Les séquences « mémorielles » du périple du chef de l’Etat, pour importantes qu’elles ont été – je pense notamment à la panthéonisation de Maurice Genevoix et de « Ceux de 14 » annoncée mardi aux Eparges –, ont été effectivement percutées par plusieurs polémiques. En répondant mercredi à une question sur l’hommage que l’armée doit rendre le 10 novembre aux maréchaux de la Grande Guerre, dont Philippe Pétain, Emmanuel Macron a fait passer au second plan l’hommage aux poilus. De la même façon, la mise en scène de ses rencontres avec les Français, souvent tendues, perturbe la perception d’ensemble. La presse dans son ensemble et Le Monde en particulier, ont tenté de rendre compte des deux aspects de ce périple.

Frédéric : Cette « itinérance mémorielle » n’a-t-elle pas atteint un objectif contraire en montrant un président en décalage avec le peuple (polémiques sur le carburant, sur Pétain, sur l’économie de manière générale…) et qui est quelque peu détaché de la réalité ?

Seuls les prochains sondages pourront nous dire si les Français ont ou non apprécié cette séquence. Les contempteurs d’Emmanuel Macron disent voir dans ses bains de foule tendus la preuve que le chef de l’Etat est détaché de la réalité. Ses partisans, au contraire, défendent un président qui n’a pas peur d’aller au contact des Français et d’être « à portée de baffes ». Ce vendredi matin, Emmanuel Macron a en tout cas déclaré être « très heureux » de cette itinérance. « Je capte plein de choses, plein de messages, plein d’enseignements dont je ferai mon miel », a-t-il déclaré aux journalistes.

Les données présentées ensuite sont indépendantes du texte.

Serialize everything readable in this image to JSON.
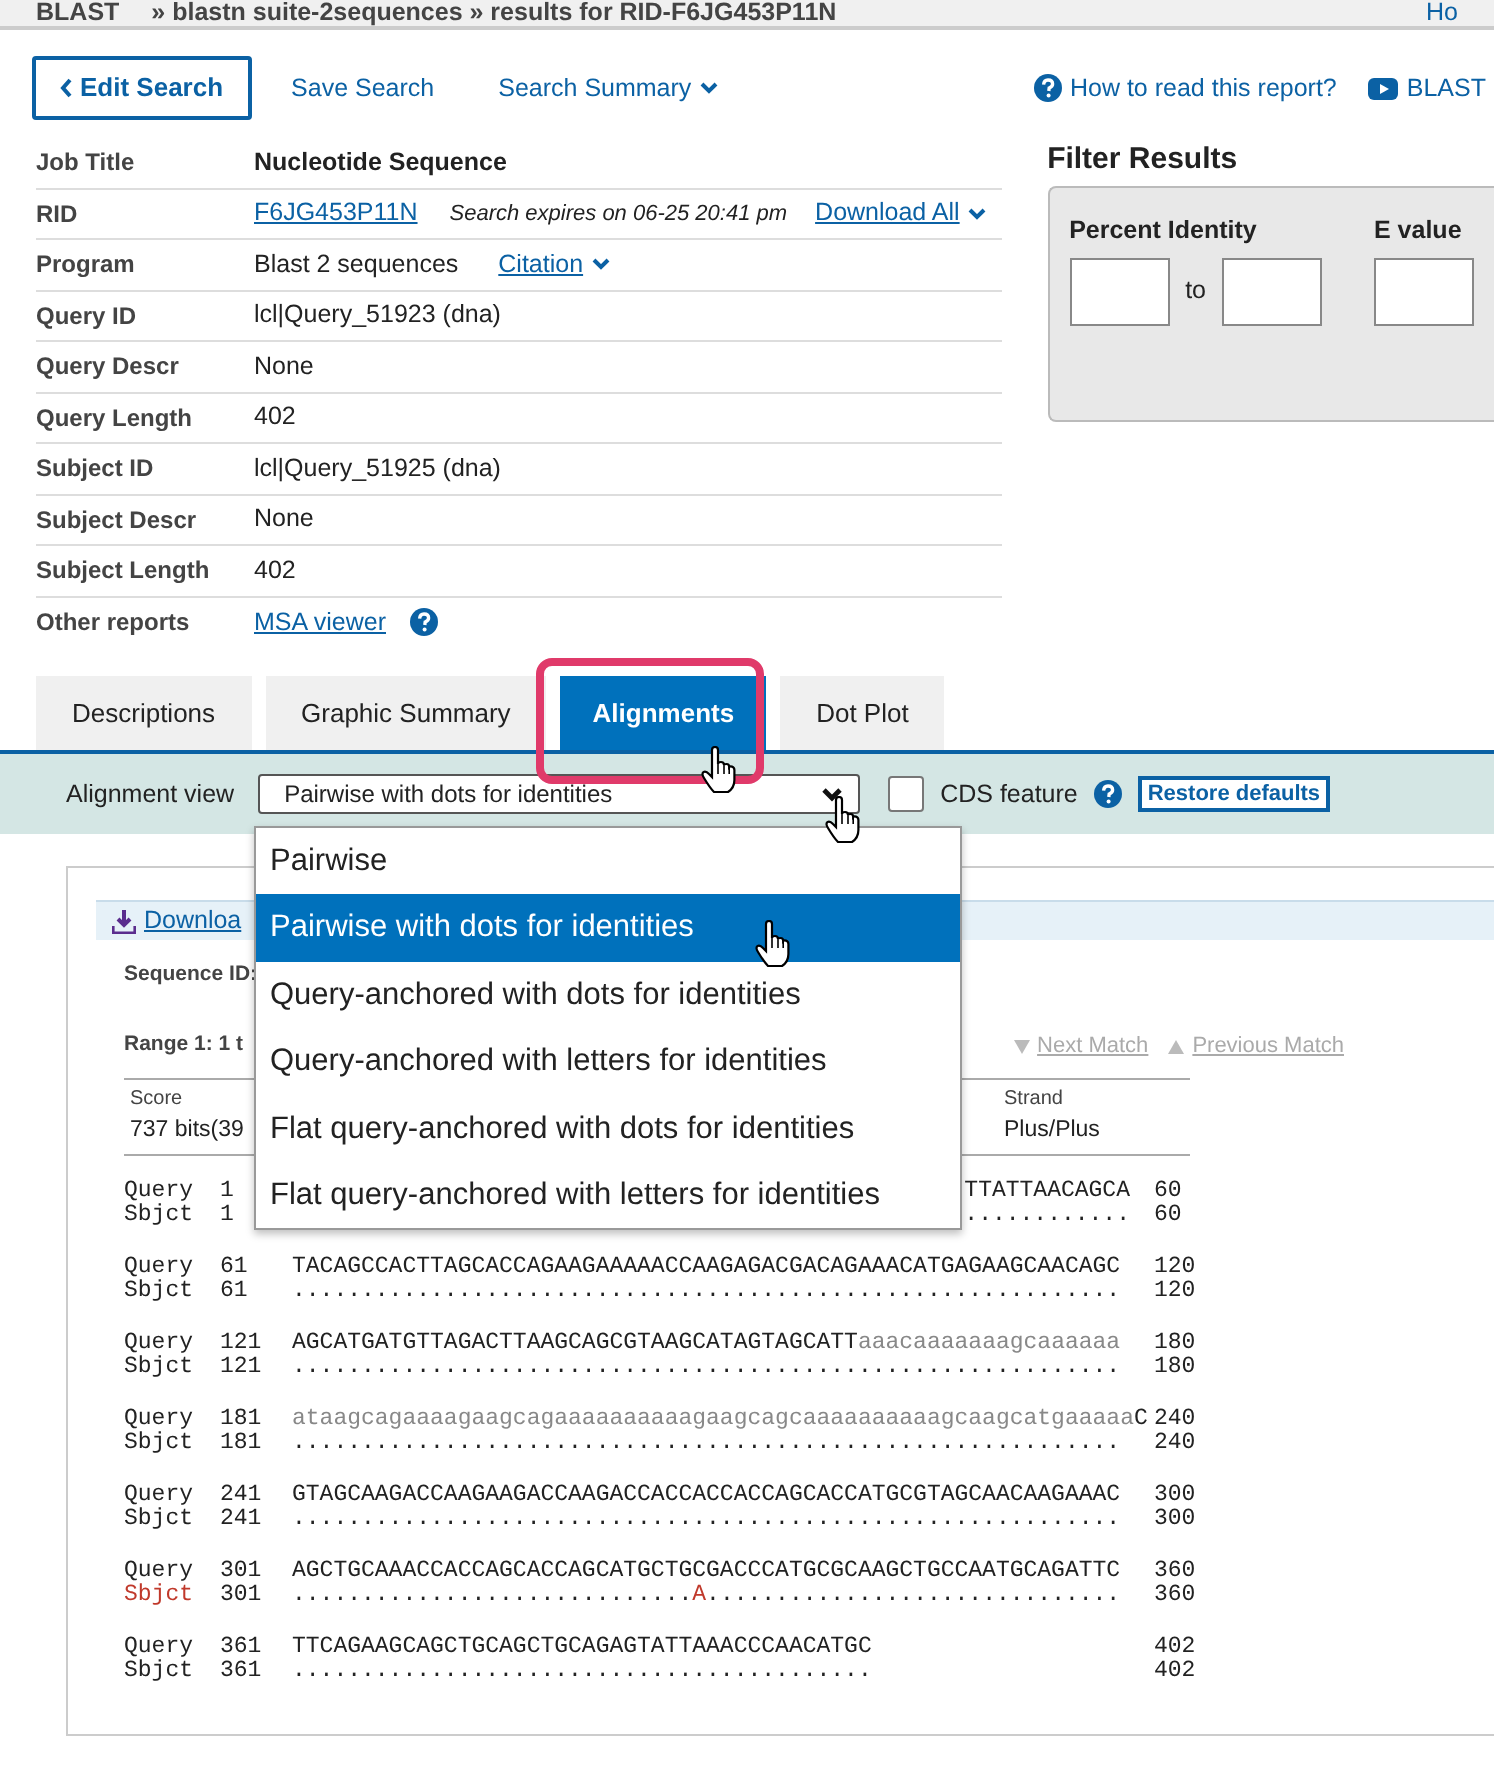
{
  "breadcrumb": {
    "home": "BLAST",
    "path": "» blastn suite-2sequences » results for RID-F6JG453P11N",
    "right_link": "Ho"
  },
  "toolbar": {
    "edit_button": "Edit Search",
    "links": [
      {
        "label": "Save Search",
        "dropdown": false
      },
      {
        "label": "Search Summary",
        "dropdown": true
      }
    ],
    "help_links": [
      {
        "kind": "help",
        "label": "How to read this report?"
      },
      {
        "kind": "video",
        "label": "BLAST"
      }
    ]
  },
  "job_info": [
    {
      "label": "Job Title",
      "kind": "title",
      "value": "Nucleotide Sequence"
    },
    {
      "label": "RID",
      "kind": "rid",
      "value": "F6JG453P11N",
      "note": "Search expires on 06-25 20:41 pm",
      "action": "Download All"
    },
    {
      "label": "Program",
      "kind": "program",
      "value": "Blast 2 sequences",
      "action": "Citation"
    },
    {
      "label": "Query ID",
      "kind": "plain",
      "value": "lcl|Query_51923 (dna)"
    },
    {
      "label": "Query Descr",
      "kind": "plain",
      "value": "None"
    },
    {
      "label": "Query Length",
      "kind": "plain",
      "value": "402"
    },
    {
      "label": "Subject ID",
      "kind": "plain",
      "value": "lcl|Query_51925 (dna)"
    },
    {
      "label": "Subject Descr",
      "kind": "plain",
      "value": "None"
    },
    {
      "label": "Subject Length",
      "kind": "plain",
      "value": "402"
    },
    {
      "label": "Other reports",
      "kind": "link",
      "value": "MSA viewer"
    }
  ],
  "filter": {
    "title": "Filter Results",
    "fields": [
      {
        "label": "Percent Identity",
        "kind": "range",
        "separator": "to"
      },
      {
        "label": "E value",
        "kind": "single"
      }
    ]
  },
  "tabs": [
    {
      "label": "Descriptions",
      "selected": false
    },
    {
      "label": "Graphic Summary",
      "selected": false
    },
    {
      "label": "Alignments",
      "selected": true
    },
    {
      "label": "Dot Plot",
      "selected": false
    }
  ],
  "alignment_view": {
    "label": "Alignment view",
    "value": "Pairwise with dots for identities",
    "cds_label": "CDS feature",
    "cds_checked": false,
    "restore_button": "Restore defaults",
    "options": [
      {
        "label": "Pairwise",
        "selected": false
      },
      {
        "label": "Pairwise with dots for identities",
        "selected": true
      },
      {
        "label": "Query-anchored with dots for identities",
        "selected": false
      },
      {
        "label": "Query-anchored with letters for identities",
        "selected": false
      },
      {
        "label": "Flat query-anchored with dots for identities",
        "selected": false
      },
      {
        "label": "Flat query-anchored with letters for identities",
        "selected": false
      }
    ]
  },
  "results": {
    "download": "Downloa",
    "sequence_id": "Sequence ID:",
    "range": "Range 1: 1 t",
    "next_match": "Next Match",
    "previous_match": "Previous Match",
    "score_header": "Score",
    "score_value": "737 bits(39",
    "strand_header": "Strand",
    "strand_value": "Plus/Plus",
    "blocks": [
      {
        "clipped": true,
        "query": {
          "label": "Query",
          "start": "1",
          "end": "60",
          "segments": [
            {
              "text": "TTATTAACAGCA",
              "masked": false
            }
          ]
        },
        "sbjct": {
          "label": "Sbjct",
          "start": "1",
          "end": "60",
          "mismatch": false,
          "segments": [
            {
              "text": "............",
              "mismatch": false
            }
          ]
        }
      },
      {
        "clipped": false,
        "query": {
          "label": "Query",
          "start": "61",
          "end": "120",
          "segments": [
            {
              "text": "TACAGCCACTTAGCACCAGAAGAAAAACCAAGAGACGACAGAAACATGAGAAGCAACAGC",
              "masked": false
            }
          ]
        },
        "sbjct": {
          "label": "Sbjct",
          "start": "61",
          "end": "120",
          "mismatch": false,
          "segments": [
            {
              "text": "............................................................",
              "mismatch": false
            }
          ]
        }
      },
      {
        "clipped": false,
        "query": {
          "label": "Query",
          "start": "121",
          "end": "180",
          "segments": [
            {
              "text": "AGCATGATGTTAGACTTAAGCAGCGTAAGCATAGTAGCATT",
              "masked": false
            },
            {
              "text": "aaacaaaaaaagcaaaaaa",
              "masked": true
            }
          ]
        },
        "sbjct": {
          "label": "Sbjct",
          "start": "121",
          "end": "180",
          "mismatch": false,
          "segments": [
            {
              "text": "............................................................",
              "mismatch": false
            }
          ]
        }
      },
      {
        "clipped": false,
        "query": {
          "label": "Query",
          "start": "181",
          "end": "240",
          "segments": [
            {
              "text": "ataagcagaaaagaagcagaaaaaaaaaagaagcagcaaaaaaaaaagcaagcatgaaaaa",
              "masked": true
            },
            {
              "text": "C",
              "masked": false
            }
          ]
        },
        "sbjct": {
          "label": "Sbjct",
          "start": "181",
          "end": "240",
          "mismatch": false,
          "segments": [
            {
              "text": "............................................................",
              "mismatch": false
            }
          ]
        }
      },
      {
        "clipped": false,
        "query": {
          "label": "Query",
          "start": "241",
          "end": "300",
          "segments": [
            {
              "text": "GTAGCAAGACCAAGAAGACCAAGACCACCACCACCAGCACCATGCGTAGCAACAAGAAAC",
              "masked": false
            }
          ]
        },
        "sbjct": {
          "label": "Sbjct",
          "start": "241",
          "end": "300",
          "mismatch": false,
          "segments": [
            {
              "text": "............................................................",
              "mismatch": false
            }
          ]
        }
      },
      {
        "clipped": false,
        "query": {
          "label": "Query",
          "start": "301",
          "end": "360",
          "segments": [
            {
              "text": "AGCTGCAAACCACCAGCACCAGCATGCTGCGACCCATGCGCAAGCTGCCAATGCAGATTC",
              "masked": false
            }
          ]
        },
        "sbjct": {
          "label": "Sbjct",
          "start": "301",
          "end": "360",
          "mismatch": true,
          "segments": [
            {
              "text": ".............................",
              "mismatch": false
            },
            {
              "text": "A",
              "mismatch": true
            },
            {
              "text": "..............................",
              "mismatch": false
            }
          ]
        }
      },
      {
        "clipped": false,
        "query": {
          "label": "Query",
          "start": "361",
          "end": "402",
          "segments": [
            {
              "text": "TTCAGAAGCAGCTGCAGCTGCAGAGTATTAAACCCAACATGC",
              "masked": false
            }
          ]
        },
        "sbjct": {
          "label": "Sbjct",
          "start": "361",
          "end": "402",
          "mismatch": false,
          "segments": [
            {
              "text": "..........................................",
              "mismatch": false
            }
          ]
        }
      }
    ]
  }
}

Shadok : J’ai bien compris que, pour ces élus, l’argent public ne compte pas. Mais quand même, ça va nous coûter combien ce périple mémoriel de Macron ?

L’Elysée n’a pas souhaité communiquer sur le coût de cette « itinérance mémorielle ». Mais la logistique a été impressionnante. Le convoi du chef de l’Etat comptait une vingtaine de véhicules. Plusieurs villes ont été bouclées lors de son passage, comme à Strasbourg et Pont-à-Mousson (Meurthe-et-Moselle). Le déploiement de forces de l’ordre, notamment de gendarmes mobiles, était important. Concernant son hébergement, Emmanuel Macron s’est néanmoins efforcé de dormir dans les préfectures. Seule exception : lundi soir, il a logé au château des Monthairons, un quatre étoiles meusien qui avait servi d’hôpital militaire lors de la Grande Guerre et où le compositeur Maurice Ravel fut un temps affecté comme ambulancier.